Auch Norbert Neu (FDP) hat beobachtet, dass Sperrmüllsammler in Auerberg, wo er lebt, Chaos hinterlassen haben. „Das sieht dann aus, als ob einer eine Handgranate hineingeworfen hätte.“ Schlimm sei nicht nur, dass oftmals Gegenstände einfach abgestellt würden, die nicht auf den Sperrmüll gehörten, wie Farbdosen oder Kloschüsseln. Einige Leute hätten einfach Spaß an Vandalismus und zerstörten Möbel oder Spiegelschränke, sagte Neu.

Kritik am Antragsteller

Guido Pfeiffer (Grüne) aber kritisierte den Antragsteller: Dem gehe es lediglich um das Verbot gegen die Sammler aus ärmeren Ländern, die aus dem, was man hierzulande wegwerfe, einen Mehrwert erzielten, um ein etwas besseres Leben führen zu können.

„Ich bin froh, dass es diese Menschen gibt, ich habe auch nie gesehen, dass sie es sind, die für Unordnung beim Sperrmüll sorgen.“ Pfeiffers Äußerung rief CDU-Ratsherr Georg Schäfer auf den Plan.

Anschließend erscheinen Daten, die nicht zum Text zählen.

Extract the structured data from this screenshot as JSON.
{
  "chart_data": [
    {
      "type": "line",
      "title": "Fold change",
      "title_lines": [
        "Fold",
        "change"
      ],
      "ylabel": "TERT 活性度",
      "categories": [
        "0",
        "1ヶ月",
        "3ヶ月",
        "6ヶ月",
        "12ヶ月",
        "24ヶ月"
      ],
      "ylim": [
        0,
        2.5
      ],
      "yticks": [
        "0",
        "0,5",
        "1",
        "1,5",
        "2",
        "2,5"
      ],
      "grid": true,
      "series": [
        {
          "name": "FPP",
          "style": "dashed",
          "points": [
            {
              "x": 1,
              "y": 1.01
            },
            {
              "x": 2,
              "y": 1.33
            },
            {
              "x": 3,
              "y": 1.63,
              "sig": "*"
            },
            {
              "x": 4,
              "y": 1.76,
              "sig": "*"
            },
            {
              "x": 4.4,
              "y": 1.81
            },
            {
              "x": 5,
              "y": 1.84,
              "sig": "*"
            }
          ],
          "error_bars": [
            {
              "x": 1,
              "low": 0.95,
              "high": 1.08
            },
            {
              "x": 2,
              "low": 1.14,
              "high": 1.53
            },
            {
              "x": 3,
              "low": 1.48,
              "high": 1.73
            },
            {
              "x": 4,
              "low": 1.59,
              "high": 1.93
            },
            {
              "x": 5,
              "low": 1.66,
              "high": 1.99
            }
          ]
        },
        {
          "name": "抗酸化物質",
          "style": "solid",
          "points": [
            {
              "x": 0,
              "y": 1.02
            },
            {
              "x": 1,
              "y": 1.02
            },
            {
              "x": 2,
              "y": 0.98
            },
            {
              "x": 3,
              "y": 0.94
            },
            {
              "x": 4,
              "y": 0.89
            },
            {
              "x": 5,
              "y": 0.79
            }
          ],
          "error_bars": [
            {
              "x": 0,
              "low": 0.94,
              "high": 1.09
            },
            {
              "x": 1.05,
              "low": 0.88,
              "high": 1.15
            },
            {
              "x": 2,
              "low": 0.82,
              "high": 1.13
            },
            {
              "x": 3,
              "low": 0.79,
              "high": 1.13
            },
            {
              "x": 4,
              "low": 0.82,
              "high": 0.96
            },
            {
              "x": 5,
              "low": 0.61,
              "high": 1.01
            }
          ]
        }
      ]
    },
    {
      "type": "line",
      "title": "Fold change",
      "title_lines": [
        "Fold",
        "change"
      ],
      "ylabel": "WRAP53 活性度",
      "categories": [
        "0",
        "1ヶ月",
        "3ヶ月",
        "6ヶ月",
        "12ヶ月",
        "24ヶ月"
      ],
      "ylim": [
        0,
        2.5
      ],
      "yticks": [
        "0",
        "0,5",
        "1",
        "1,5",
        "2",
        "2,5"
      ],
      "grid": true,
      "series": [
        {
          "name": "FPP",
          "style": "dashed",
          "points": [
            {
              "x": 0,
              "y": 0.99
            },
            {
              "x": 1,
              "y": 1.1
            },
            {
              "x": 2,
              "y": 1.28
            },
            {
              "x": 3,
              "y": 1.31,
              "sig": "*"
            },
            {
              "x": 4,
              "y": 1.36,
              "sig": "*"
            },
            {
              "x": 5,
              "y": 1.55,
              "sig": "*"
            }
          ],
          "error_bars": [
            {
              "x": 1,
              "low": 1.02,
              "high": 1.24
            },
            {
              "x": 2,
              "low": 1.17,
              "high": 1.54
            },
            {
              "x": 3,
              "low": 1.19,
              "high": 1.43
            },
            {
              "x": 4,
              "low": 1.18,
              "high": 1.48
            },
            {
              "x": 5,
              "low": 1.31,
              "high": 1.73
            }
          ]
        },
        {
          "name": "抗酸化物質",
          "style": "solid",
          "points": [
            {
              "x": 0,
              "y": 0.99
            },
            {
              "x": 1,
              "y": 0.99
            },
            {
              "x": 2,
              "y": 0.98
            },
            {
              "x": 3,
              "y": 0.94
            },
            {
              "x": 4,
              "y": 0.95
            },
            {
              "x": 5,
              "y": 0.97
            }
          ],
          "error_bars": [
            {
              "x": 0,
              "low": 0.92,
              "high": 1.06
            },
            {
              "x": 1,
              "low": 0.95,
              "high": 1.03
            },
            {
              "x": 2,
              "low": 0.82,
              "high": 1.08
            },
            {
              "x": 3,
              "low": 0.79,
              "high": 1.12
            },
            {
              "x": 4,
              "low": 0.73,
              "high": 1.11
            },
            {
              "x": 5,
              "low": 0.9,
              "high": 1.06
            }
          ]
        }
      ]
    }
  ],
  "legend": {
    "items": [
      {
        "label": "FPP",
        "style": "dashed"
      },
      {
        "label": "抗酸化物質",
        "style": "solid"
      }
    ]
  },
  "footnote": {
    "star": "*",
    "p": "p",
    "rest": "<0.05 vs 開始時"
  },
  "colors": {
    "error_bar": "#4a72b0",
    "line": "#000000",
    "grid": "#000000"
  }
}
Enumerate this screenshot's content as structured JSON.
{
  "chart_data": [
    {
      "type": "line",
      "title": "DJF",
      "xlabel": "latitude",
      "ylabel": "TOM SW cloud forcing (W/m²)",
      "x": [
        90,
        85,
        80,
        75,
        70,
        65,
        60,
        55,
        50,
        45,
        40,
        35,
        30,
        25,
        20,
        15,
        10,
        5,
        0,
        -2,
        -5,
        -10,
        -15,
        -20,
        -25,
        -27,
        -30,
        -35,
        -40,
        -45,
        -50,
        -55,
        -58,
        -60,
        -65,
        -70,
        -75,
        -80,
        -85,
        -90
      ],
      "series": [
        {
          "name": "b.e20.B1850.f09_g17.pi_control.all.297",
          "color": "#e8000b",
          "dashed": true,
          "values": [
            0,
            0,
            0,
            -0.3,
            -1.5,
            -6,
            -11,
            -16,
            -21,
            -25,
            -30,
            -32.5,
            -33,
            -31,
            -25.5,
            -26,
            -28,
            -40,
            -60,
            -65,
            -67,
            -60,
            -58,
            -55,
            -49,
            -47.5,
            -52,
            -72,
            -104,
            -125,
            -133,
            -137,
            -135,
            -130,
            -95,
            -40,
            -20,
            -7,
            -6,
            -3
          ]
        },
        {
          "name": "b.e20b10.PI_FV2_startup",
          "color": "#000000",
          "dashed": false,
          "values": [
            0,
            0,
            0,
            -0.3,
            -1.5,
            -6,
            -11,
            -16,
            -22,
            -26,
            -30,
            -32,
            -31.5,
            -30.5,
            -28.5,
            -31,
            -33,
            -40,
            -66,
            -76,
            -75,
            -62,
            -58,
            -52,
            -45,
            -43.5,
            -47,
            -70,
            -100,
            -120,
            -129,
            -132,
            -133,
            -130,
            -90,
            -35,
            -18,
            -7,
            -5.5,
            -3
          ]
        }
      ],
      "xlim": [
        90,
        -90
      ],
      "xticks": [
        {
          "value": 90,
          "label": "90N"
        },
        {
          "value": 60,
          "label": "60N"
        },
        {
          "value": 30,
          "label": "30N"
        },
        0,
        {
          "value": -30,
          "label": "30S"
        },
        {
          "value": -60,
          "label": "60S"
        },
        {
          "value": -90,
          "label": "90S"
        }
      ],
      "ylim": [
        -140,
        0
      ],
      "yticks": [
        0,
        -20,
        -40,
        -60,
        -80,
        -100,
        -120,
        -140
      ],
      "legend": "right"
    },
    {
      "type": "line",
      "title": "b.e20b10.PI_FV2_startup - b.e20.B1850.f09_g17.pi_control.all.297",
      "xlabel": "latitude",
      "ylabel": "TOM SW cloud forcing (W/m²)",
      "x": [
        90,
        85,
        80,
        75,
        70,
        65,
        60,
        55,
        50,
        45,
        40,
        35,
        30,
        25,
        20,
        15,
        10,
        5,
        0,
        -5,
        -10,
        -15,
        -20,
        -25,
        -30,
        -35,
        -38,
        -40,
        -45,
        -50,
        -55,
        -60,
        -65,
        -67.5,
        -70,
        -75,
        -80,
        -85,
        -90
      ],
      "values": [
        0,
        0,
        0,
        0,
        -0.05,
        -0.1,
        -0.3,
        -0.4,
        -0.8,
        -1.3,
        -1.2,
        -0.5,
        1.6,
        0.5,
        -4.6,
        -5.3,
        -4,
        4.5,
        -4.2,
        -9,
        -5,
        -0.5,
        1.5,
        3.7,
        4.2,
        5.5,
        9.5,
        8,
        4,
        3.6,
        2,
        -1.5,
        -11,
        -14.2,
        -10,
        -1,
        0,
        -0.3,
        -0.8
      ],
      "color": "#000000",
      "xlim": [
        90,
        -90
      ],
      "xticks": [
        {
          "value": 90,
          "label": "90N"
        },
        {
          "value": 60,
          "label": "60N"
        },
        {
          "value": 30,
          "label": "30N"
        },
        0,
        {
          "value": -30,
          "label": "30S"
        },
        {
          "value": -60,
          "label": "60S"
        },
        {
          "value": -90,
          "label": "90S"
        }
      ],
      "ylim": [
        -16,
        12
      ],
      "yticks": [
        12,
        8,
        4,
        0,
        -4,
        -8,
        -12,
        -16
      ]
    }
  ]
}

Pfeiffer habe dem Antragsteller zwischen den Zeilen vorgeworfen, er sei ausländerfeindlich, schimpfte Schäfer. „Da müssen Sie nach Buschdorf kommen. Dort sammeln viele Gewerbliche mit alten Diesel-Stinkern den Sperrmüll ein.“

Richard Münz, stellvertretender Leiter von Bonnorange, erklärte, der Modellversuch solle noch bis Ende des Jahres laufen und dann ausgewertet werden. Er verwies zudem auf die schriftliche Stellungnahme von Bonnorange zum Bürgerantrag. Darin heißt es unter anderem: „Das Durchsuchen von bereitgestelltem Sperrmüll zum Zwecke der Wiederverwendung ist nur gestattet, wenn dadurch die öffentliche Sicherheit oder Ordnung, insbesondere der Straßen- oder Fußgängerverkehr, nicht beeinträchtigt wird.“

Laut städtischer Abfallsatzung handelt es sich um eine Ordnungswidrigkeit, wenn der Sperrmüll von Dritten so durchwühlt wird, dass die öffentliche Sicherheit und Ordnung beeinträchtigt wird. Das kann mit einer Geldbuße bis zu 5000 Euro geahndet werden.

Wer zum Zwecke der Gewinnerzielung Sperrmüll sammelt, benötigt eine Erlaubnis nach der Gewerbeordnung. Münz erinnerte sich, dass das für die Kontrolle zuständige Ordnungsamt der Stadt vor einigen Jahren am Vorabend eines Sperrmüllabfuhrtermins alle gewerblichen Sammler in dem Beritt überprüft habe: Alle seien ohne Gewerbeschein unterwegs gewesen.

Auf GA-Nachfrage teilte Vize-Stadtsprecher Marc Hoffmann mit: „Es gab 2018 keine Bußgeldverfahren gegen gewerbliche Sperrmüllsammler. Es finden auch keine gezielten Kontrollen statt. Problematisch bleibt es, ein gewerbliches Sperrmüllsammeln zu beweisen.“

Da sich die Beschwerden über Sperrmüllsammler, die in größerem Umfang abgestellte Gegenstände mitnehmen, aber häuften, werde sich die Stadt mit Bonnorange und der Polizei austauschen, wie hier künftig besser und wirksamer angesetzt werden könne.